Unlike John Mearsheimer and Stephan Walt, authors of The Israel Lobby and U.S. Foreign Policy, Levinson places the onus of American interventionism upon the presidency. Pressure groups such as the Iraqi National Congress and the Project for the New American Century “did not coerce the [George W. Bush] administration into doing something it did not want to do,” he argues, but rather served as an external partner that “helped persuade the public and Congress to go along.” Noting that both President Bush and Vice President Dick Cheney had backgrounds in the oil industry and were primed to “identify a national security interest in promoting the stability of the supply for oil,” he suggests that they “needed no prodding from the outside.”
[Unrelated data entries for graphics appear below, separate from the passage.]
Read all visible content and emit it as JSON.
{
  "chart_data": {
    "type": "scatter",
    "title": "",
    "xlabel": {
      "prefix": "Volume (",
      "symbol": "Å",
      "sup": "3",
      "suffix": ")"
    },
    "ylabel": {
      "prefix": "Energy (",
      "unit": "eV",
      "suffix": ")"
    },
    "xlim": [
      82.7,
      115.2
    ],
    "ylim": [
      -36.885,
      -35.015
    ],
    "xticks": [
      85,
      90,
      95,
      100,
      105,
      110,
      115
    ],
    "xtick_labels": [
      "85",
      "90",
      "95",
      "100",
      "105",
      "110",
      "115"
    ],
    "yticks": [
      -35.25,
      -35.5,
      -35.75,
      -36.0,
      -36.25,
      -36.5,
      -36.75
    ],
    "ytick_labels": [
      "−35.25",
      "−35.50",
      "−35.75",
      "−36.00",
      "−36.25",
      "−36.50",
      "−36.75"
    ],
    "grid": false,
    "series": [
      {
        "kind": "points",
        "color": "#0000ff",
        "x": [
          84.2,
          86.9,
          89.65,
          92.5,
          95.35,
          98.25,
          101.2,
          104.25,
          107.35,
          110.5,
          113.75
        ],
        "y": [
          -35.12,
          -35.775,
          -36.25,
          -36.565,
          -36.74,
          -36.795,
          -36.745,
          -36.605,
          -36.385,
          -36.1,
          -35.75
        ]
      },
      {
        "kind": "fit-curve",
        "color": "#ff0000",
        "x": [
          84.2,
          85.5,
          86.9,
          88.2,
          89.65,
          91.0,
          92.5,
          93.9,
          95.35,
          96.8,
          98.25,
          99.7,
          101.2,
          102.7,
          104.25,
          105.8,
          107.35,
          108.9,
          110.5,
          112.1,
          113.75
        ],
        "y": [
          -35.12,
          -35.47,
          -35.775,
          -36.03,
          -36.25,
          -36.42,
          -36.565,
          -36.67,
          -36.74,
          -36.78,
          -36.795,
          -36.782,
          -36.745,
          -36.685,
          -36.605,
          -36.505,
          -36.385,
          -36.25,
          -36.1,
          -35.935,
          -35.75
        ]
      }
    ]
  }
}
Levinson concludes by looking forward, speculating about the new forms propaganda-laundering will take in the digital era. Interwar organizations had to operate on a hub-and-spoke model, headquartered in New York or Washington with local chapters staffed through standing social and professional networks. Not so now, when the costs of organizing and the barriers to disseminating information have both come down. The same absence of friction that enables people to challenge the existing status quo can be used to propagandize them back into it.

Like all good books, The President’s Echo System raises further questions. Does Levinson’s thesis hold as firmly in the late Cold War and beyond as it did in World War II and the early U.S.–Soviet confrontation? Or did presidential agency diminish once an interventionist consensus hardened into not just a norm of the presidency but an entrenched feature of the state itself, with a Congress that at times has been more hawkish than the president? No book serves as a final word on any given subject, but Levinson’s work is a welcome addition to this evolving literature.

Despite such strengths, the book does contain a few historical inaccuracies. For instance, Levinson’s chapter on World War II says that Sen. Robert A. Taft (R–Ohio) was “among a small number of legislators who had opposed sending aid to the Allies before Pearl Harbor.” That misstates Taft’s position: Like a number of conservative Republicans on the eve of the war, Taft did not oppose aiding Great Britain per se, but he compromised on the issue by reluctantly endorsing the “cash and carry” provision in later iterations of the Neutrality Act. The provision held that the Allies could purchase munitions and other supplies so long as they paid for them up front and transported the items themselves. The difference may seem pedantic, but such policy minutiae fed into the EGOs’ work as they collapsed these distinctions and treated aid to the Allies as a binary policy choice when it was anything but.

Levinson has another lapse when he describes a photo of Sen. Burton K. Wheeler (D–Mont.) and the aviator turned America First activist Charles Lindbergh with “arms raised in the Nazi salute.” In fact, Wheeler and Lindbergh were not Sieg Heil-ing; they were doing the aesthetically similar Bellamy salute, which Americans used to perform during the Pledge of Allegiance. Levinson’s citations for the incident are a polemical essay in The New York Review of Books and the Rachel Maddow podcast Ultra, neither of which is a rigorous secondary source.

But these are small problems. The President’s Echo System is a worthy examination of how foreign policy propaganda operates in the United States. If you’re among those arrayed against that system, it’s a valuable tool for understanding what you face.